Don’t you mean: “The variable or factor is ‘sex‘ and the labels or levels of the variable are ‘male‘ and ‘female‘ in this case.”

ref: https://stattrek.com/statistics/dictionary.aspx?definition=factor

Yes, you’re right. Fixed, thanks.

Thanks Jason. Good read it is.

You’re welcome.

Great tutorial, thanks!

I’m wondering how to do chi2 test where survey respondents could select multiple answers.

For example: which OS do you use? A) Windows B) Linux C)Mac

Results: 1000 people take the survey, 500 say windows, 400 say Mac and 200 say linux. Total is greater than the number of respondents.

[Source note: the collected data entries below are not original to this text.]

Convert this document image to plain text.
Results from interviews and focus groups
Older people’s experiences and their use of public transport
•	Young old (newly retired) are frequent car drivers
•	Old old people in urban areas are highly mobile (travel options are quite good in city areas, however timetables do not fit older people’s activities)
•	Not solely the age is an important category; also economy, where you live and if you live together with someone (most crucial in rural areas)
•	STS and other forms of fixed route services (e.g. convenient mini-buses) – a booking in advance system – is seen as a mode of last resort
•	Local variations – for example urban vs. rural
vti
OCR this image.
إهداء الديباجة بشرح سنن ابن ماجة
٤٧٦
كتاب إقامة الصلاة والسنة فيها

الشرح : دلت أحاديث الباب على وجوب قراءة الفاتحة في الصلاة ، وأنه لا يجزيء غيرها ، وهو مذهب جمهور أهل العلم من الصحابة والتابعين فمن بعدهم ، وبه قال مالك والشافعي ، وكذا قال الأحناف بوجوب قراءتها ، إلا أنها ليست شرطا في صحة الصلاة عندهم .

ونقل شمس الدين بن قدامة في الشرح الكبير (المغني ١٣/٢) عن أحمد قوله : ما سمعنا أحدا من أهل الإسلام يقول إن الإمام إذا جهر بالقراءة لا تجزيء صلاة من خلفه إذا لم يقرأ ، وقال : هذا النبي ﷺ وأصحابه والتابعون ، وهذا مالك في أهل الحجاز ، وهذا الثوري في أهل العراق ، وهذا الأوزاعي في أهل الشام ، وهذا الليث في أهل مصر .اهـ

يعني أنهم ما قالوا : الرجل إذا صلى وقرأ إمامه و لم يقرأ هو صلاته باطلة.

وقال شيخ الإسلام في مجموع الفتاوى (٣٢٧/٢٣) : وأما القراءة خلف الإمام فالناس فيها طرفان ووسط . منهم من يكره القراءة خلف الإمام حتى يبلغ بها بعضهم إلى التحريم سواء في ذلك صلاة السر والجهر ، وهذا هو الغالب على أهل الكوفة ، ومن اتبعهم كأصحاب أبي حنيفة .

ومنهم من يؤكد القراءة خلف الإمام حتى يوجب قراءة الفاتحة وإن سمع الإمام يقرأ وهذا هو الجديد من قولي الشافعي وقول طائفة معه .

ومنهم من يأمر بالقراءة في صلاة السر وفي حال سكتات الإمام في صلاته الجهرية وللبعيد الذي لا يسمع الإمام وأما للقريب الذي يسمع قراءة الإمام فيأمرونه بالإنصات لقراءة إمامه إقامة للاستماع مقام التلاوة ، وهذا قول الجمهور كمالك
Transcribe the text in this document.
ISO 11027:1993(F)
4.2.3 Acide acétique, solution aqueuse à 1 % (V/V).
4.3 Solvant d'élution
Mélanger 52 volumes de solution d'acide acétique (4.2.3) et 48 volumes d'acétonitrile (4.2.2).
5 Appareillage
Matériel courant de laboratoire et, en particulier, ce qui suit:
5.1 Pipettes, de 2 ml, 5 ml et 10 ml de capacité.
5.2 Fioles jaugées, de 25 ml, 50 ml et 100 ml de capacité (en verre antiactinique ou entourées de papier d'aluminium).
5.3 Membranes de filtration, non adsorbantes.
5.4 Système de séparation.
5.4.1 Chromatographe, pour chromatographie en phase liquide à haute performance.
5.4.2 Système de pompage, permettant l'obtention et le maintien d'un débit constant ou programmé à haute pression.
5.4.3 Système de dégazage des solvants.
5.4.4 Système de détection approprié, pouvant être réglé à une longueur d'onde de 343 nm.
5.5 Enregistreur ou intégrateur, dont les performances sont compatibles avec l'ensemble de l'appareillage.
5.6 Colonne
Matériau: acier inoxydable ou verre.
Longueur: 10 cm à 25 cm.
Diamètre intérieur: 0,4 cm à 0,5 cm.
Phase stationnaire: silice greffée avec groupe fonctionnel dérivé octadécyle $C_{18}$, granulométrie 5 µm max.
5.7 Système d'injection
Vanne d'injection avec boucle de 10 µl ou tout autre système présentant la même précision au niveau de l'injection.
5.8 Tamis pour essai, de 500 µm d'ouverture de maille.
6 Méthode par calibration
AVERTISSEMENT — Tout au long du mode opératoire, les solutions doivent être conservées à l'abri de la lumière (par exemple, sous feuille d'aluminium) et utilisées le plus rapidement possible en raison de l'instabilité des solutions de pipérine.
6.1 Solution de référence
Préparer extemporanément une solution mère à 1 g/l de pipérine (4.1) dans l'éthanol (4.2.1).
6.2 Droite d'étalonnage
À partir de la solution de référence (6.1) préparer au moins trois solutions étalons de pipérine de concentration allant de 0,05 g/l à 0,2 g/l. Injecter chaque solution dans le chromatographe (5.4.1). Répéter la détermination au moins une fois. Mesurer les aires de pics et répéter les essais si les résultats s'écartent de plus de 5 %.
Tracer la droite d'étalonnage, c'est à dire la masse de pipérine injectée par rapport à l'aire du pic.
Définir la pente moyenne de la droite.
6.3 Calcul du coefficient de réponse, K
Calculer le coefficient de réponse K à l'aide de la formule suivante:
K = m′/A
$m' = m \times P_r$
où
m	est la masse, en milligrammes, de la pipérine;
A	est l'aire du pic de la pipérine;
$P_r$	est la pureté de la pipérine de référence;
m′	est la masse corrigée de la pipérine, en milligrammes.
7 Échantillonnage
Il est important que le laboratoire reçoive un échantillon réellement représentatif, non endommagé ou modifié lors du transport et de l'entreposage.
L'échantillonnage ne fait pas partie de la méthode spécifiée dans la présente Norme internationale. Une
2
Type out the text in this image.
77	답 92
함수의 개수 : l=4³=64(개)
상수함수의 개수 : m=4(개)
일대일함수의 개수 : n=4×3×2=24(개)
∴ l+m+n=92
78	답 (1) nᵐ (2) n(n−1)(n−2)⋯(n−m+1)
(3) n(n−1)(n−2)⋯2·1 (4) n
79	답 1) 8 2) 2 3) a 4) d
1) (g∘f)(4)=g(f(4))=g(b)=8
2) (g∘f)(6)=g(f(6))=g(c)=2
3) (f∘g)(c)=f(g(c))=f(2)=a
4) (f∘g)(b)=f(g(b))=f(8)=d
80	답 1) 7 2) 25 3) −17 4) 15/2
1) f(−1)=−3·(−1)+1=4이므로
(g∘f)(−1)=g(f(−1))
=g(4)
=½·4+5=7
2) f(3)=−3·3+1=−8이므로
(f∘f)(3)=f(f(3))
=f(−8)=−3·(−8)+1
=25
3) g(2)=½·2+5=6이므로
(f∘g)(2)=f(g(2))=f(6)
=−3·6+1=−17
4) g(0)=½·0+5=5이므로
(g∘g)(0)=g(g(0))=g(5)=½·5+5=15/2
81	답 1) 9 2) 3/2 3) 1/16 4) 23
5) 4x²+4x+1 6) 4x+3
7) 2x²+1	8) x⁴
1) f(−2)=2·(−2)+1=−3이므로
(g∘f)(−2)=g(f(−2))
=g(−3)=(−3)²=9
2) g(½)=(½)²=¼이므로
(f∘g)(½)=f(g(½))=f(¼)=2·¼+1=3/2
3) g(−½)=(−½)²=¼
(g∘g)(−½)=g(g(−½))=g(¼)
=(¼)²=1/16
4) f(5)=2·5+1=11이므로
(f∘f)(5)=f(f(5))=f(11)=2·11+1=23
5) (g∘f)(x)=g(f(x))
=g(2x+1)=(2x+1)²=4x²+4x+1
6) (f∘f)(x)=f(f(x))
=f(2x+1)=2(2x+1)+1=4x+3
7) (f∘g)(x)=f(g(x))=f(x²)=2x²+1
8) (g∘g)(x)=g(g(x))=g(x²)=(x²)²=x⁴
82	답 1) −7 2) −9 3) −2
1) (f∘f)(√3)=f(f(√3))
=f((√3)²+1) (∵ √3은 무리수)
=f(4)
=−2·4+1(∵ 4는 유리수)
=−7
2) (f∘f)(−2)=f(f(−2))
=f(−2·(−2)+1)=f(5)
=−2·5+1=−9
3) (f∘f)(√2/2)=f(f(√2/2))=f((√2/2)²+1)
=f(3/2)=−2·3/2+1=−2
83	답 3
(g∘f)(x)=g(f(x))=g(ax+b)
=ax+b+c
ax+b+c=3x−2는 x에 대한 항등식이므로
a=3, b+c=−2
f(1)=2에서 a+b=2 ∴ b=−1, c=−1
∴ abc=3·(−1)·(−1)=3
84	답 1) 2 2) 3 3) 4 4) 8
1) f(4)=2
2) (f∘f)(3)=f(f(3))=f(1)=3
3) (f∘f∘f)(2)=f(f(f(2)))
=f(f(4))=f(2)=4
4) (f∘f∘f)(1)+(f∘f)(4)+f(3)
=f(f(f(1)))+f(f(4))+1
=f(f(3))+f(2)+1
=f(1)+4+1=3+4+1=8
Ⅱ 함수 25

Can I compare windows and mac by creating the following contingency table and running the test?

OS, Not OS

Mac 400, 600

Windows 500, 500

Good question, I’m not sure off the cuff when it comes to multiple answers. It messes up the contingency table.

You might have to hit the books or ping a statistician / post on crossvalidated.

Hi Jason,

Very nice article, clearly explained the Chi2 test. I have one question to ask. When reading the sklearn feature selection using the Chi2 test here: https://scikit-learn.org/stable/modules/feature_selection.html, I am confused by the example, in which the Iris data is used to demo the Chi 2 test on non categorical data, which is not even frequency or count. Is it wrong?

Probably.

A very clearly written article.

Thank you!

Hi Jason,

Does chi-square test work well on independent variables of an imbalanced data having bad rate just 1%?

The test requires at least 20 examples in each cell of the contingency table I believe.